If I asked you when you thought this vase had been made, what would you say?
The 1910s-20s? The geometric patterns could arguably be described as Modernist, and the ovoid form with the collar neck is clean-lined and simple. The scrolling pattern perhaps even recalls metalwork of that period.
The 1930s? The pattern could also be Art Deco, and for those who know Clarice Cliff’s ceramics, the honey glaze fits with that period too.
How about the 1970s? The beige and brown colours, and the modern style of the pattern and the form would certainly fit with that era. The shape is similar to one used by Scheurich, in West Germany, at the time.
Or is it a piece of more modern studio pottery, made 10 or 20 years ago?
It’s none of those. It was made in the last few years of the reign of Queen Victoria.

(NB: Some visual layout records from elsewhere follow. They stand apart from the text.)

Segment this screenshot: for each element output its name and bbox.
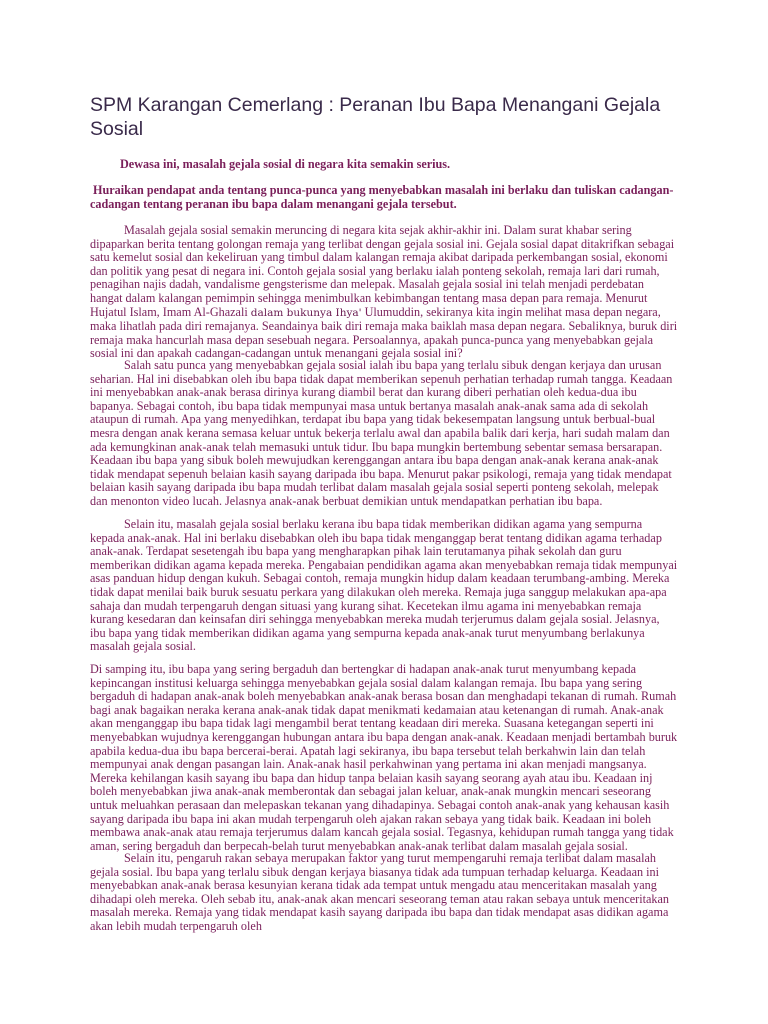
paragraph-1-handwritten-insert: dalam bukunya Ihya' — [250, 306, 362, 319]
paragraph-1-text-a: Masalah gejala sosial semakin meruncing di negara kita sejak akhir-akhir ini. Dalam surat khabar sering dipaparkan berita tentang golongan remaja yang terlibat dengan gejala sosial ini. Gejala sosial dapat ditakrifkan sebagai satu kemelut sosial dan kekeliruan yang timbul dalam kalangan remaja akibat daripada perkembangan sosial, ekonomi dan politik yang pesat di negara ini. Contoh gejala sosial yang berlaku ialah ponteng sekolah, remaja lari dari rumah, penagihan najis dadah, vandalisme gengsterisme dan melepak. Masalah gejala sosial ini telah menjadi perdebatan hangat dalam kalangan pemimpin sehingga menimbulkan kebimbangan tentang masa depan para remaja. Menurut Hujatul Islam, Imam Al-Ghazali — [90, 223, 675, 319]
page-title: SPM Karangan Cemerlang : Peranan Ibu Bapa Menangani Gejala Sosial — [90, 94, 661, 140]
paragraph-2: Salah satu punca yang menyebabkan gejala sosial ialah ibu bapa yang terlalu sibuk dengan kerjaya dan urusan seharian. Hal ini disebabkan oleh ibu bapa tidak dapat memberikan sepenuh perhatian terhadap rumah tangga. Keadaan ini menyebabkan anak-anak berasa dirinya kurang diambil berat dan kurang diberi perhatian oleh kedua-dua ibu bapanya. Sebagai contoh, ibu bapa tidak mempunyai masa untuk bertanya masalah anak-anak sama ada di sekolah ataupun di rumah. Apa yang menyedihkan, terdapat ibu bapa yang tidak bekesempatan langsung untuk berbual-bual mesra dengan anak kerana semasa keluar untuk bekerja terlalu awal dan apabila balik dari kerja, hari sudah malam dan ada kemungkinan anak-anak telah memasuki untuk tidur. Ibu bapa mungkin bertembung sebentar semasa bersarapan. Keadaan ibu bapa yang sibuk boleh mewujudkan kerenggangan antara ibu bapa dengan anak-anak kerana anak-anak tidak mendapat sepenuh belaian kasih sayang daripada ibu bapa. Menurut pakar psikologi, remaja yang tidak mendapat belaian kasih sayang daripada ibu bapa mudah terlibat dalam masalah gejala sosial seperti ponteng sekolah, melepak dan menonton video lucah. Jelasnya anak-anak berbuat demikian untuk mendapatkan perhatian ibu bapa. — [90, 358, 673, 508]
paragraph-1-text-b: Ulumuddin, sekiranya kita ingin melihat masa depan negara, maka lihatlah pada diri remajanya. Seandainya baik diri remaja maka baiklah masa depan negara. Sebaliknya, buruk diri remaja maka hancurlah masa depan sesebuah negara. Persoalannya, apakah punca-punca yang menyebabkan gejala sosial ini dan apakah cadangan-cadangan untuk menangani gejala sosial ini? — [90, 304, 678, 361]
paragraph-5: Selain itu, pengaruh rakan sebaya merupakan faktor yang turut mempengaruhi remaja terlibat dalam masalah gejala sosial. Ibu bapa yang terlalu sibuk dengan kerjaya biasanya tidak ada tumpuan terhadap keluarga. Keadaan ini menyebabkan anak-anak berasa kesunyian kerana tidak ada tempat untuk mengadu atau menceritakan masalah yang dihadapi oleh mereka. Oleh sebab itu, anak-anak akan mencari seseorang teman atau rakan sebaya untuk menceritakan masalah mereka. Remaja yang tidak mendapat kasih sayang daripada ibu bapa dan tidak mendapat asas didikan agama akan lebih mudah terpengaruh oleh — [90, 851, 669, 933]
essay-prompt: Huraikan pendapat anda tentang punca-punca yang menyebabkan masalah ini berlaku dan tuliskan cadangan-cadangan tentang peranan ibu bapa dalam menangani gejala tersebut. — [90, 183, 674, 211]
essay-lead: Dewasa ini, masalah gejala sosial di negara kita semakin serius. — [120, 157, 451, 171]
paragraph-1 — [90, 224, 678, 361]
paragraph-3: Selain itu, masalah gejala sosial berlaku kerana ibu bapa tidak memberikan didikan agama yang sempurna kepada anak-anak. Hal ini berlaku disebabkan oleh ibu bapa tidak menganggap berat tentang didikan agama terhadap anak-anak. Terdapat sesetengah ibu bapa yang mengharapkan pihak lain terutamanya pihak sekolah dan guru memberikan didikan agama kepada mereka. Pengabaian pendidikan agama akan menyebabkan remaja tidak mempunyai asas panduan hidup dengan kukuh. Sebagai contoh, remaja mungkin hidup dalam keadaan terumbang-ambing. Mereka tidak dapat menilai baik buruk sesuatu perkara yang dilakukan oleh mereka. Remaja juga sanggup melakukan apa-apa sahaja dan mudah terpengaruh dengan situasi yang kurang sihat. Kecetekan ilmu agama ini menyebabkan remaja kurang kesedaran dan keinsafan diri sehingga menyebabkan mereka mudah terjerumus dalam gejala sosial. Jelasnya, ibu bapa yang tidak memberikan didikan agama yang sempurna kepada anak-anak turut menyumbang berlakunya masalah gejala sosial. — [90, 517, 678, 654]
paragraph-4: Di samping itu, ibu bapa yang sering bergaduh dan bertengkar di hadapan anak-anak turut menyumbang kepada kepincangan institusi keluarga sehingga menyebabkan gejala sosial dalam kalangan remaja. Ibu bapa yang sering bergaduh di hadapan anak-anak boleh menyebabkan anak-anak berasa bosan dan menghadapi tekanan di rumah. Rumah bagi anak bagaikan neraka kerana anak-anak tidak dapat menikmati kedamaian atau ketenangan di rumah. Anak-anak akan menganggap ibu bapa tidak lagi mengambil berat tentang keadaan diri mereka. Suasana ketegangan seperti ini menyebabkan wujudnya kerenggangan hubungan antara ibu bapa dengan anak-anak. Keadaan menjadi bertambah buruk apabila kedua-dua ibu bapa bercerai-berai. Apatah lagi sekiranya, ibu bapa tersebut telah berkahwin lain dan telah mempunyai anak dengan pasangan lain. Anak-anak hasil perkahwinan yang pertama ini akan menjadi mangsanya. Mereka kehilangan kasih sayang ibu bapa dan hidup tanpa belaian kasih sayang seorang ayah atau ibu. Keadaan inj boleh menyebabkan jiwa anak-anak memberontak dan sebagai jalan keluar, anak-anak mungkin mencari seseorang untuk meluahkan perasaan dan melepaskan tekanan yang dihadapinya. Sebagai contoh anak-anak yang kehausan kasih sayang daripada ibu bapa ini akan mudah terpengaruh oleh ajakan rakan sebaya yang tidak baik. Keadaan ini boleh membawa anak-anak atau remaja terjerumus dalam kancah gejala sosial. Tegasnya, kehidupan rumah tangga yang tidak aman, sering bergaduh dan berpecah-belah turut menyebabkan anak-anak terlibat dalam masalah gejala sosial. — [90, 662, 678, 853]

I fell in love with the looks of this 13.5cm (5.25in) high vase when I saw it on eBay, but it became a must-have when I saw the mark on the base. It was made in Staffordshire by a company called Edge, Malkin & Co. Based in Burslem, the company was founded by Joseph, William, and John Edge and James Malkin in 1870. They primarily produced blue, sepia and brown transfer-printed tableware, in typical Victorian styles. Floral and foliate patterns abound, and included ‘Willow’, ‘Asiatic Pheasants’, and the Chinese-inspired ‘Chang’. No surprise there then. What is a surprise is that the company foundered and then went bankrupt in 1902, and use of the name did not continue. That places this amazingly modern design, titled SCROLL within the mark, as having been firmly produced before 1902.
Looking closer, it becomes even more charming. It doesn’t appear to be entirely transfer-printed, as the colour of the ink varies across each scroll, and from scroll to scroll. They’re also not consistent. It’s the same for band of the tapering lines on the base. But what is most charming is that the band of semi-circles on the neck don’t quite work. There was a gap of a centimetre or two left by the time the decorator had worked around the neck, so he or she carefully filled the gap with a curving form by transfer, printing, or painting with a stencil. As workers were often paid ‘piecemeal’ (so, being paid a sum of money for every piece completed), it was important to finish the pattern off all the way round.
Characterful imperfections apart – can you imagine how this vase must have looked to Victorian eyes? Eyes used to the frill and fuss and detailed, decadent decoration of High Victorian styles. It must have seemed incredibly fresh and new – and progressive and modern. It’s often that said that good design endures across the ages. Do I think that this design does that? Yes. Do I think it’s a good design? Most certainly, yes.